As life is made up not only of successive successes, long life happiness, and endless affection. As in life we are up to deal with our unsuccessfulness, intermittent sadness, and moments of emptiness…what about accepting all of it as part of life…not as accidents? What about not suffering from bad feelings? If it is simply because we don’t want them to happen, then what about ignoring them?
If we could simply not think that we could be happy when we are not, then our sadness may be less…or may disappear.

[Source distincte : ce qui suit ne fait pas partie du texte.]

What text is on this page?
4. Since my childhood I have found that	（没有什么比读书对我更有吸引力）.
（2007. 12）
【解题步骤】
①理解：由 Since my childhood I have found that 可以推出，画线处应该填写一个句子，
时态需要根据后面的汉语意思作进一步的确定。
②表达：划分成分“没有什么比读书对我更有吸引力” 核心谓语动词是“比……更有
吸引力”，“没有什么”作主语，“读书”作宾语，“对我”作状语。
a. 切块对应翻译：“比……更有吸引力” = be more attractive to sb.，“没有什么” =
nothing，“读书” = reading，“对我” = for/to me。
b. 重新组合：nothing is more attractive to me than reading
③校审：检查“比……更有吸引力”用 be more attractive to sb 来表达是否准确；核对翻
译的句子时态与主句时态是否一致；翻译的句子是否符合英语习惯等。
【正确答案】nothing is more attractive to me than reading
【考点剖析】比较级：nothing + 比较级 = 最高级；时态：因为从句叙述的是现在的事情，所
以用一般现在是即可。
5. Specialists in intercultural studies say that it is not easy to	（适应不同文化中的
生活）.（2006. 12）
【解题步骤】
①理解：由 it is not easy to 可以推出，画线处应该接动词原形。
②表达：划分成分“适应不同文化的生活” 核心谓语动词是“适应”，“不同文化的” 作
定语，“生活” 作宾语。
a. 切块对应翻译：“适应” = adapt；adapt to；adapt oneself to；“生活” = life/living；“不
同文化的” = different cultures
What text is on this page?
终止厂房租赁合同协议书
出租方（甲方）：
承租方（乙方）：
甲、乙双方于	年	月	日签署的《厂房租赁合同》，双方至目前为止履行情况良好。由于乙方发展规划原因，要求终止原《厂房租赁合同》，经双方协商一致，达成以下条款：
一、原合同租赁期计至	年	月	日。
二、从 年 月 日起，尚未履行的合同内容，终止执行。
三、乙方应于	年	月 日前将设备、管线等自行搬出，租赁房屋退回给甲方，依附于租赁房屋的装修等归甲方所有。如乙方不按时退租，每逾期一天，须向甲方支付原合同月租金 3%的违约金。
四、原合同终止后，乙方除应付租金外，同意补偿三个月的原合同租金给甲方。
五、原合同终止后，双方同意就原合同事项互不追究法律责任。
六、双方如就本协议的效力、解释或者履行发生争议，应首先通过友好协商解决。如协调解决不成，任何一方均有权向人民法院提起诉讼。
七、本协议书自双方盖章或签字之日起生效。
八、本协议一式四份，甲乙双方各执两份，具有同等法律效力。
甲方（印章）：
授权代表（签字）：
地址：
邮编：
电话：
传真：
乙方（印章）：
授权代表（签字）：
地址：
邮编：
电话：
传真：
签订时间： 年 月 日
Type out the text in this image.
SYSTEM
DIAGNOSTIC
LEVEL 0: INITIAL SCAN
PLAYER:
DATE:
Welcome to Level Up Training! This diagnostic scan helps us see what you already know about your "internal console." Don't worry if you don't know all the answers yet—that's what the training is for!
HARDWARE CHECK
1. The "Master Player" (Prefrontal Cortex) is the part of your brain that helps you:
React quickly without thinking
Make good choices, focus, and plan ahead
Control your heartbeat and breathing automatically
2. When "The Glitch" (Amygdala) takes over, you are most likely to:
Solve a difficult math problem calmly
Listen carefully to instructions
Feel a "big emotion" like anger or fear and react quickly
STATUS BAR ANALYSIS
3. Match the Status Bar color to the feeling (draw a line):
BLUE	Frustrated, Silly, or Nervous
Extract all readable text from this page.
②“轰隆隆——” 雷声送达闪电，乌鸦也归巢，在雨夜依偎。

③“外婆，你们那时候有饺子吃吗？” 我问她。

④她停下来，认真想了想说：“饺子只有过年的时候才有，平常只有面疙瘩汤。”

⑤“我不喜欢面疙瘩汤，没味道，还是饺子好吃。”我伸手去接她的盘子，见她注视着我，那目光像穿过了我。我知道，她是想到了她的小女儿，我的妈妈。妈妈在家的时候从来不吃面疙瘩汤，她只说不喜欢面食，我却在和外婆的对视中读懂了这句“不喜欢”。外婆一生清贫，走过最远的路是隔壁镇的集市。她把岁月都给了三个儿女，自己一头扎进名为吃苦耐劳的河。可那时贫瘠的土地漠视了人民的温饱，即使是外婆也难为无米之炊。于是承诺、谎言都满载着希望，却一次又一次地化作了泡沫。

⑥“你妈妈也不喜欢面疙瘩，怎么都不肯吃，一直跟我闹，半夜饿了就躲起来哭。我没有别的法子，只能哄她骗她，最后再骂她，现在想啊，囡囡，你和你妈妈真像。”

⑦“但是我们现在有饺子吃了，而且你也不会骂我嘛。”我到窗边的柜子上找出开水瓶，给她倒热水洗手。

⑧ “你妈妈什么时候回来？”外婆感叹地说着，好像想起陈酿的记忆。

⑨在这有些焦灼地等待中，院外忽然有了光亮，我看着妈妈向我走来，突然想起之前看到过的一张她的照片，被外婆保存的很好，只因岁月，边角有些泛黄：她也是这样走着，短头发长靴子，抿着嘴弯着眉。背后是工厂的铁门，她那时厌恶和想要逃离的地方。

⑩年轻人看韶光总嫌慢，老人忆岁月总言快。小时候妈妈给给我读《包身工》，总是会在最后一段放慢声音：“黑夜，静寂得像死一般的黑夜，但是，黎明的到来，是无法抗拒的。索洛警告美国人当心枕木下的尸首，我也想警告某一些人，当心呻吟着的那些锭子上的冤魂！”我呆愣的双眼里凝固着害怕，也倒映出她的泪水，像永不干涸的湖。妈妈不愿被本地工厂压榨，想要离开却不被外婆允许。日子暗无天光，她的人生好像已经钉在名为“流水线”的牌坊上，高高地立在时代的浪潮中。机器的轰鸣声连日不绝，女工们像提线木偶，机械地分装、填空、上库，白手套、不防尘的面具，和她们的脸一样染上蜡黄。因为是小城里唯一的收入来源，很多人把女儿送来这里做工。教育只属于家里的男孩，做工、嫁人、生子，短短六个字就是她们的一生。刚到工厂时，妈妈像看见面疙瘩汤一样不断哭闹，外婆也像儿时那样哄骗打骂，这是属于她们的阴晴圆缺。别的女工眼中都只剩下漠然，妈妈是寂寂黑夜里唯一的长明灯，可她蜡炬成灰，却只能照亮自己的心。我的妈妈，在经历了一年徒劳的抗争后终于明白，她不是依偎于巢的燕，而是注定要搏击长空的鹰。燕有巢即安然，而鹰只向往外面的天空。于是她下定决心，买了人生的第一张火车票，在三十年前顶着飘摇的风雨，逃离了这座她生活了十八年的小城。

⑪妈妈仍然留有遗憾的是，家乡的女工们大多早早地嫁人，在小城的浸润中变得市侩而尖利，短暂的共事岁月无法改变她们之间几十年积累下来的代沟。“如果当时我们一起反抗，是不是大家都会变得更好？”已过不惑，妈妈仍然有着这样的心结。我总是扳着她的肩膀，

You may say I could go on holidays any time. You may say I’d like to finish due works well in advance, I hate doing things on the last minute. You will still wish it were possible and be sad to realize that it is not. Well, it is not.
Life is the time we live not the one we wish to live...and it’s hard to be here but, it is harder to be where I wish to be. Why is there no Mahjar poets anymore?
04 avril 2009
On est toujours l'étranger de quelqu'un
Ils sont venus ici comme réfugiés économiques. Paysans, ouvriers, mais aussi commerçants ou entrepreneurs, ils ont progressivement pris racine, contribuant au développement et à la prospérité de la région - après avoir profité d'une sorte de libre circulation des personnes. Ils ont été assez mal vus, puis juste tolérés, mais ont fini par se faire accepter, se fondant dans une société dont nul n'aurait encore l'idée de contester leur présence. Ils ont eu maille à partir avec les autorités : l'un d'eux - un meneur dont le pouvoir ne parvenait pas à faire façon - a été cueilli à son domicile par les gendarmes qui l'ont reconduit manu militari à la frontière. Il était peut-être menotté; on ne connaît pas les détails. Ils... des demandeurs d'asile, des sans-papiers, des migrants des temps modernes ? Non. C'étaient des protestants bernois qui, au XIXe siècle, sont venus s'installer en terres fribourgeoises et catholiques. Quant à la frontière, elle devait se situer du côté de Flamatt. On est toujours l'étranger de quelqu'un.
Source: www.laliberté.ch
27 mars 2009
Quitter le paradis
La beauté des paysages que je vois défiler de la fenêtre de mon train, sous le soleil qui brille, même si la fumée de certaines cheminées et les arbres dépourvus de leur feuillage me rappellent le froid qui règne dehors en ces derniers jours d’hiver... Suis-je vraiment en train de quitter ce beau petit paradis où tout semble tracé à la règle et au centimètre près ? tout y est bien pensé et on y a pensé à tout. Si bien organisé et si propre qu’on n’ose même pas se demander comment ? Comment ? lavage au savon et à l'eau... Si abondante qu’on ne pense même pas (pas encore) la fermer à clé dans des banques privées. Le drapeau à la croix blanché se dresse sur les terrasses, dans les cours, les petits et les grands jardins... Suis-je en train du partir ou d’arrivée ? Je n’en sais plus rien du moment que je n’ai pas raté mon train et que je puisse redevenir translucide et traverser ce mur qui se dresse devant moi...Derrière ce mur, la liberté...la voie tracée et retracée, la vie!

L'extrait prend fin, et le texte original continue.